Here is an excerpt of her touching essay:
“How can you navigate the waters left churning in the wake of tragedy? I find that the people least likely to know the answer to these questions can be lumped into three categories: minimizers, teachers and solvers.
The minimizers are those who think I shouldn’t be so upset because the significance of my illness is relative. These people are very easy to spot because most of their sentences begin with “Well, at least ….” Minimizers often want to make sure that suffering people are truly deserving before doling out compassion.
Some people minimize spiritually by reminding me that cosmically, death isn’t the ultimate end. “It doesn’t matter, in the end, whether we are here or ‘there.’ It’s all the same,” said a woman in the prime of her youth. She emailed this message to me with a lot of praying-hand emoticons. I am a professor at a Christian seminary, so a lot of Christians like to remind me that heaven is my true home, which makes me want to ask them if they would like to go home before me. Maybe now?
Atheists can be equally bossy by demanding that I immediately give up any search for meaning. One told me that my faith was holding me hostage to an inscrutable God that I should let go of this theological guesswork and realize that we are living in a neutral universe. But the message is the same: Stop complaining and accept the world as it is.

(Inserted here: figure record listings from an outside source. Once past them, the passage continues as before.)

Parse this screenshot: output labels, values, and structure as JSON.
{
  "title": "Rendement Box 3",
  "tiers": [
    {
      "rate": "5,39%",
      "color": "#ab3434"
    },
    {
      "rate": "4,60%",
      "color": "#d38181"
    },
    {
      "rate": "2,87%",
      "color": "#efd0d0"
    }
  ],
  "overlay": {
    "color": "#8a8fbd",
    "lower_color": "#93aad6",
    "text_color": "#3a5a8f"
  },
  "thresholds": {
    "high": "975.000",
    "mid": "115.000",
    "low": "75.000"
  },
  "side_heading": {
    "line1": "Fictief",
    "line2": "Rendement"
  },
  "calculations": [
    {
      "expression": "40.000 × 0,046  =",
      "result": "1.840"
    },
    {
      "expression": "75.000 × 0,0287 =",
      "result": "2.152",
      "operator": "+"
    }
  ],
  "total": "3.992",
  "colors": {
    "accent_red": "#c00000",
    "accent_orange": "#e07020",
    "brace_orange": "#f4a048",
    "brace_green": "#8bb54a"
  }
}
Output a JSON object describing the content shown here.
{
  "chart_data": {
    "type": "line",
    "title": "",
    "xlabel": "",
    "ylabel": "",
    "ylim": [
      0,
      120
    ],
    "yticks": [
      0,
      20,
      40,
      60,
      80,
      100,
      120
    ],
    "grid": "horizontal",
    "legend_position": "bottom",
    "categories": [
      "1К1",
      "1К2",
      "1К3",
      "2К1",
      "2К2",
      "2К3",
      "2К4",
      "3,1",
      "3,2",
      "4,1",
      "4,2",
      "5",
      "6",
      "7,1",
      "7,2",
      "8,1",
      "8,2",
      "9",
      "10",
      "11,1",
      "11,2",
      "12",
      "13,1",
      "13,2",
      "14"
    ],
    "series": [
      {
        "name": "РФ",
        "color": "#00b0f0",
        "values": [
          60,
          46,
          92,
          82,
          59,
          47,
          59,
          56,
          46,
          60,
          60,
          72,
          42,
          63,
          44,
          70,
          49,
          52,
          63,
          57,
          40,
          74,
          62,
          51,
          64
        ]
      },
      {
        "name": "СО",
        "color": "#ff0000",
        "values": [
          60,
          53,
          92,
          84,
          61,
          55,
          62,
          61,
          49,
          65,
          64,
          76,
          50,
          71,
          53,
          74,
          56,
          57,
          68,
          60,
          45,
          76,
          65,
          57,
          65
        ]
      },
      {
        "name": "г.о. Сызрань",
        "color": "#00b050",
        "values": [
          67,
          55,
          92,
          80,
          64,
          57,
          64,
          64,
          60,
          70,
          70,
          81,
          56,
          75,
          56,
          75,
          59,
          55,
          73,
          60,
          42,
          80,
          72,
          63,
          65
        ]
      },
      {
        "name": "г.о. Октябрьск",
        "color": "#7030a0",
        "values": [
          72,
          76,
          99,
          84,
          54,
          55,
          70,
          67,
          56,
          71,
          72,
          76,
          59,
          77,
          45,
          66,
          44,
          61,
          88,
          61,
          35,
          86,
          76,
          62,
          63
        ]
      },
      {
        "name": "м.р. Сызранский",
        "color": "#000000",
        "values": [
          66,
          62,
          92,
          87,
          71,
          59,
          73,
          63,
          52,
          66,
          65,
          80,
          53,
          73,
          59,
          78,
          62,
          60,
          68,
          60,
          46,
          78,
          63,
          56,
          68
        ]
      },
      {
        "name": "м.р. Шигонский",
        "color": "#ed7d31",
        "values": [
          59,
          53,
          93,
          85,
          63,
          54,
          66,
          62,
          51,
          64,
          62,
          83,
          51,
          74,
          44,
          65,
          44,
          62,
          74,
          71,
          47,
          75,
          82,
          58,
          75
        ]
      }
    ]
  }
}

The second exhausting type of response comes from the teachers, who focus on how this experience is supposed to be an education in mind, body and spirit. “I hope you have a ‘Job’ experience,” one man said bluntly. I can’t think of anything worse to wish on someone. God allowed Satan to rob Job of everything, including his children’s lives. Do I need to lose something more to learn God’s character?
Sometimes I want every know-it-all to send me a note when they face the grisly specter of death, and I’ll send them a poster of a koala that says, “Hang in there!”
The hardest lessons come from the solutions people, who are already a little disappointed that I am not saving myself. There is always a nutritional supplement, Bible verse or mental process I have not adequately tried. “Keep smiling! Your attitude determines your destiny!” said a stranger named Jane in an email, having heard my news somewhere, and I was immediately worn out by the tyranny of prescriptive joy.
A tragedy is like a fault line. A life is split into a before and an after, and most of the time, the before was better. Few people will let you admit that out loud. Sometimes those who love you best will skip that first horrible step of saying: “I’m sorry. I’m so sorry this is happening to you.”
But the impulse to offer encouragement is a perfect one. There is tremendous power in touch, in gifts and in affirmations when everything you knew about yourself might not be true anymore. I am a professor, but will I ever teach again? I’m a mom, but for how long? A friend knits me socks and another drops off cookies, and still another writes a funny email or takes me to a concert. These seemingly small efforts are anchors that hold me to the present, that keep me from floating away on thoughts of an unknown future. They say to me, like my sister Maria did on one very bad day: “Yes, the world is changed, dear heart, but do not be afraid. You are loved, you are loved. You will not disappear. I am here.”